David Wallace-Wells — Quando essa notícia passa a ser diária, vemos que vivemos num mundo diferente e não podemos ser complacentes como podíamos há uma década, mas também acho a dinâmica geracional muito importante. Não temos tempo para esperar as Gretas Thunberg do mundo virarem primeiras-ministras aos 35 anos.

Jorge Pontual — Diga aos nossos telespectadores no Brasil que não estão convencidos… Tente convencê-los de que precisamos agir contra o aquecimento global logo.
David Wallace-Wells — Quem duvida da ciência deveria saber que tudo que observamos sobre o aquecimento do planeta poderia ter sido previsto com extrema precisão pela explicação mais básica do efeito estufa, que começou no século 19. Isso não requer dados complexos. Quanto mais gases de efeito estufa na atmosfera, mais quente fica. E os gráficos são muito claros. As concentrações de carbono aumentam e as temperaturas também. A questão é o que fazer em relação a isso. Nesse nível, eu entendo quem diz que não deveríamos sabotar nosso crescimento econômico pelo bem do planeta. Eu era assim também. Sempre vivi na cidade, não adoro a natureza nem animais particularmente. Acho o mundo natural lindo, mas não preciso viver nele. E se tivesse que escolher entre um mundo próspero para os humanos e uma natureza intocada para os animais, eu escolheria o mundo para os humanos até hoje.

Mas eu sei pela minha pesquisa que isso não será possível se continuarmos no rumo em que estamos. Como eu disse, a pesquisa sobre crescimento econômico é muito dramática. Já no fim deste século, que não está tão longe, partes extensas do mundo – grande parte do Brasil, todo o Oriente Médio, toda a África Subsaariana, boa parte da Ásia – podem ficar sem esperança alguma de crescimento econômico devido às mudanças climáticas. Certas partes do mundo serão atingidas por seis desastres naturais ao mesmo tempo: furacões, inundações, seca, ondas de calor, tudo ao mesmo tempo. Esses impactos transformam tudo o que sabemos sobre a civilização moderna em algo muito frágil. Acho que acharemos uma forma de suportar, a civilização humana vai se adaptar, mas as condições de vida se transformarão, o que significa voltar às condições da experiência humana pré-histórica, quando todas as gerações eram iguais às anteriores.
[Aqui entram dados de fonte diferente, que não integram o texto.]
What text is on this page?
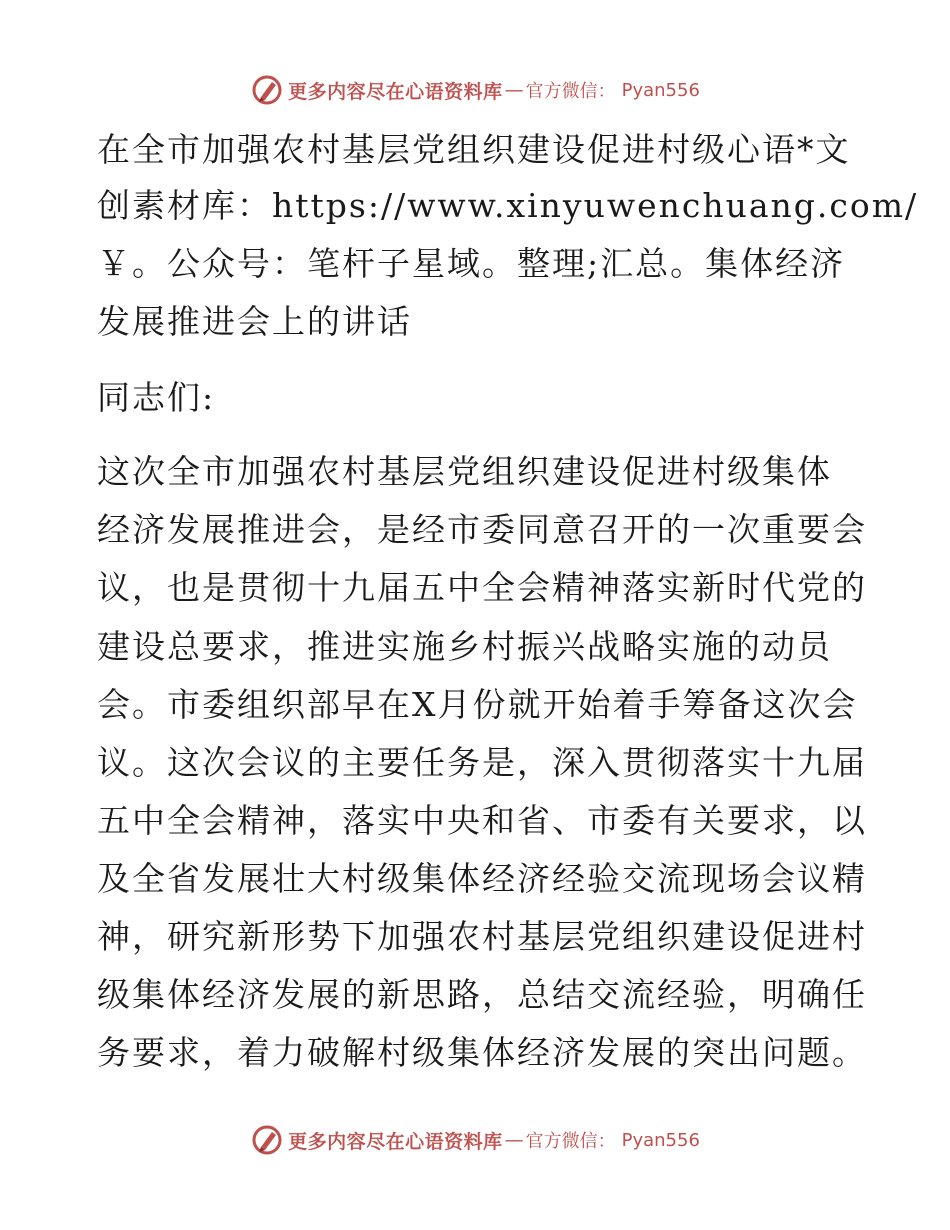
更多内容尽在心语资料库 — 官方微信： Pyan556

在全市加强农村基层党组织建设促进村级心语*文

创素材库：https://www.xinyuwenchuang.com/

￥。公众号：笔杆子星域。整理;汇总。集体经济

发展推进会上的讲话

同志们:

这次全市加强农村基层党组织建设促进村级集体

经济发展推进会，是经市委同意召开的一次重要会

议，也是贯彻十九届五中全会精神落实新时代党的

建设总要求，推进实施乡村振兴战略实施的动员

会。市委组织部早在X月份就开始着手筹备这次会

议。这次会议的主要任务是，深入贯彻落实十九届

五中全会精神，落实中央和省、市委有关要求，以

及全省发展壮大村级集体经济经验交流现场会议精

神，研究新形势下加强农村基层党组织建设促进村

级集体经济发展的新思路，总结交流经验，明确任

务要求，着力破解村级集体经济发展的突出问题。

更多内容尽在心语资料库 — 官方微信： Pyan556
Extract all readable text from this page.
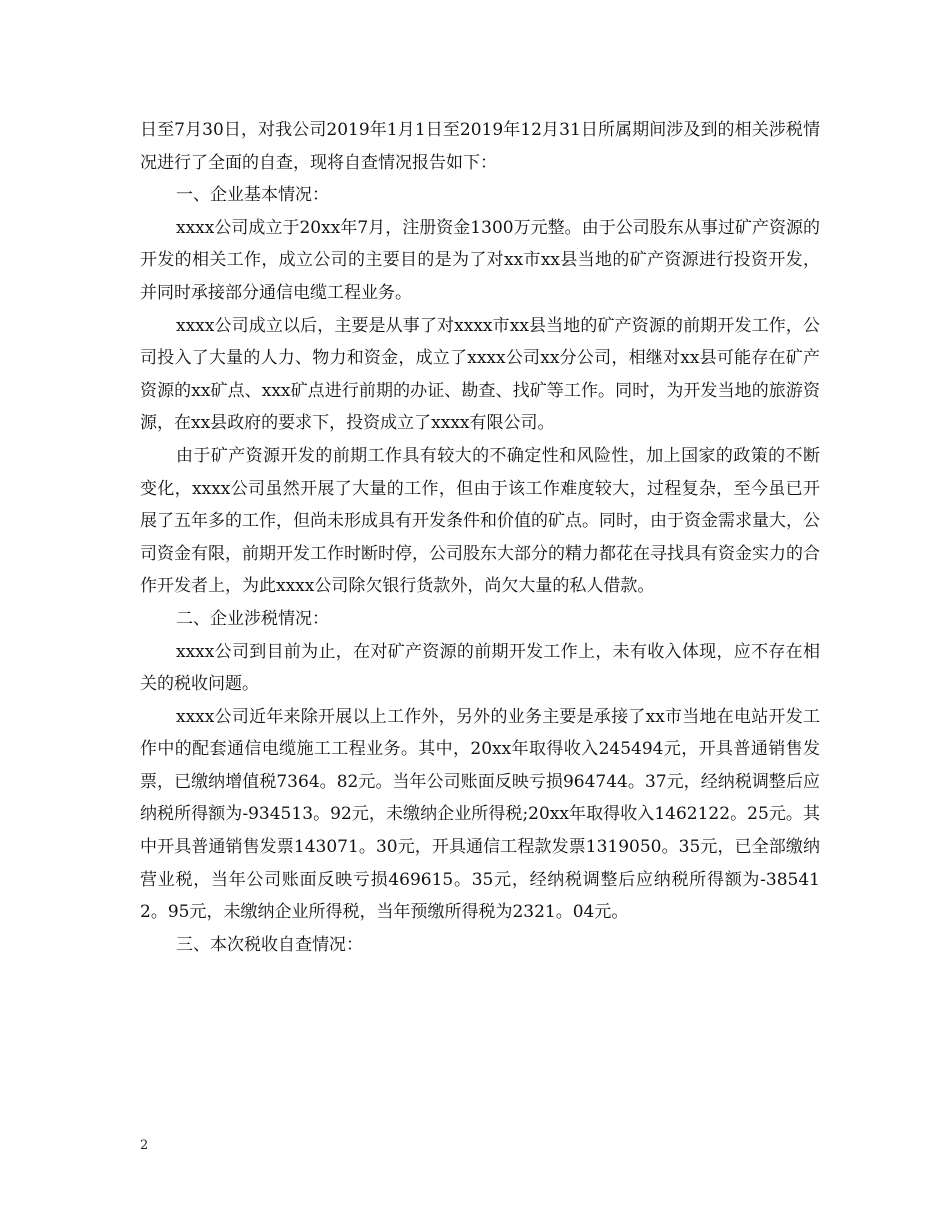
日至7月30日，对我公司2019年1月1日至2019年12月31日所属期间涉及到的相关涉税情况进行了全面的自查，现将自查情况报告如下：

一、企业基本情况：

xxxx公司成立于20xx年7月，注册资金1300万元整。由于公司股东从事过矿产资源的开发的相关工作，成立公司的主要目的是为了对xx市xx县当地的矿产资源进行投资开发，并同时承接部分通信电缆工程业务。

xxxx公司成立以后，主要是从事了对xxxx市xx县当地的矿产资源的前期开发工作，公司投入了大量的人力、物力和资金，成立了xxxx公司xx分公司，相继对xx县可能存在矿产资源的xx矿点、xxx矿点进行前期的办证、勘查、找矿等工作。同时，为开发当地的旅游资源，在xx县政府的要求下，投资成立了xxxx有限公司。

由于矿产资源开发的前期工作具有较大的不确定性和风险性，加上国家的政策的不断变化，xxxx公司虽然开展了大量的工作，但由于该工作难度较大，过程复杂，至今虽已开展了五年多的工作，但尚未形成具有开发条件和价值的矿点。同时，由于资金需求量大，公司资金有限，前期开发工作时断时停，公司股东大部分的精力都花在寻找具有资金实力的合作开发者上，为此xxxx公司除欠银行货款外，尚欠大量的私人借款。

二、企业涉税情况：

xxxx公司到目前为止，在对矿产资源的前期开发工作上，未有收入体现，应不存在相关的税收问题。

xxxx公司近年来除开展以上工作外，另外的业务主要是承接了xx市当地在电站开发工作中的配套通信电缆施工工程业务。其中，20xx年取得收入245494元，开具普通销售发票，已缴纳增值税7364。82元。当年公司账面反映亏损964744。37元，经纳税调整后应纳税所得额为-934513。92元，未缴纳企业所得税;20xx年取得收入1462122。25元。其中开具普通销售发票143071。30元，开具通信工程款发票1319050。35元，已全部缴纳营业税，当年公司账面反映亏损469615。35元，经纳税调整后应纳税所得额为-385412。95元，未缴纳企业所得税，当年预缴所得税为2321。04元。

三、本次税收自查情况：

2
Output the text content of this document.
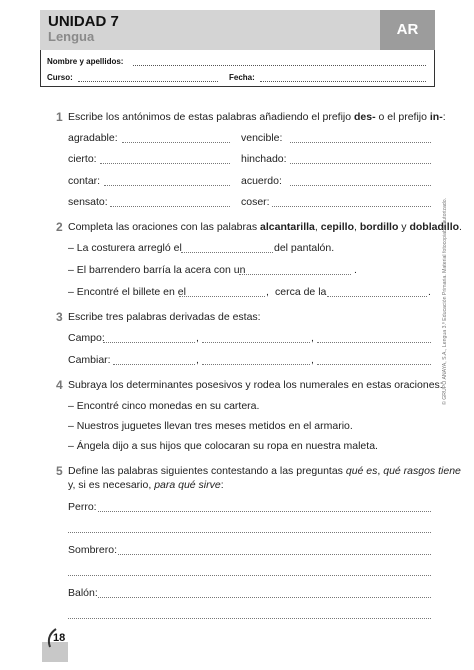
UNIDAD 7
Lengua	AR
Nombre y apellidos:
Curso:	Fecha:
1 Escribe los antónimos de estas palabras añadiendo el prefijo des- o el prefijo in-:
agradable:	vencible:
cierto:	hinchado:
contar:	acuerdo:
sensato:	coser:
2 Completa las oraciones con las palabras alcantarilla, cepillo, bordillo y dobladillo.
– La costurera arregló el	del pantalón.
– El barrendero barría la acera con un	.
– Encontré el billete en el	, cerca de la	.
3 Escribe tres palabras derivadas de estas:
Campo:	,	,
Cambiar:	,	,
4 Subraya los determinantes posesivos y rodea los numerales en estas oraciones:
– Encontré cinco monedas en su cartera.
– Nuestros juguetes llevan tres meses metidos en el armario.
– Ángela dijo a sus hijos que colocaran su ropa en nuestra maleta.
5 Define las palabras siguientes contestando a las preguntas qué es, qué rasgos tiene
y, si es necesario, para qué sirve:
Perro:
Sombrero:
Balón:
© GRUPO ANAYA, S.A., Lengua 3.º Educación Primaria. Material fotocopiable autorizado.
18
Jorge Pontual — Fale sobre as mudanças climáticas e a Amazônia.
David Wallace-Wells — Há muitas histórias complicadas surgindo da Amazônia, mas um resumo curto é que se trata da maior floresta tropical do mundo e portanto, a maior fonte de oxigênio do planeta e também é o maior "sumidouro de carbono". As plantas absorvem carbono e produzem oxigênio, portanto ajudam muito na luta contra as mudanças climáticas. A Amazônia é parte vital desse ecossistema, e quando há desmatamento ou exploração de madeira para desenvolvimentos de vários tipos, isso prejudica não só a capacidade do Brasil de mitigar parte da concentração de CO2 na atmosfera, mas de todo o planeta, porque essa é a importância da floresta amazônica. Incêndios têm o mesmo impacto, e eles têm sido frequentes na Amazônia. Uma árvore é basicamente carbono armazenado. Quando queima, libera carbono na atmosfera, de forma não muito diferente do carvão. Então, incêndios florestais são outra forma de tornar um sistema que ajudou demais a estabilizar o clima no passado muito menos útil. E as políticas que Jair Bolsonaro está propondo para a região piorariam isso ainda mais. Qualquer esforço para cortar as árvores da Amazônia será muito prejudicial à capacidade do planeta de combater o aquecimento. Aliás, cientistas brasileiros analisaram os planos dele e disseram que, apenas na próxima década, o que ele planeja fazer com a Amazônia seria equivalente a adicionar uma outra China à economia mundial. A China é responsável por um quarto das emissões mundiais.

Jorge Pontual — É quem mais emite, não é?
David Wallace-Wells — É, de longe. Emite quase o dobro dos EUA, o 2º colocado. Seria um impacto dramático nas nossas emissões e prejudicaria nossa capacidade de mitigar o problema por meios naturais.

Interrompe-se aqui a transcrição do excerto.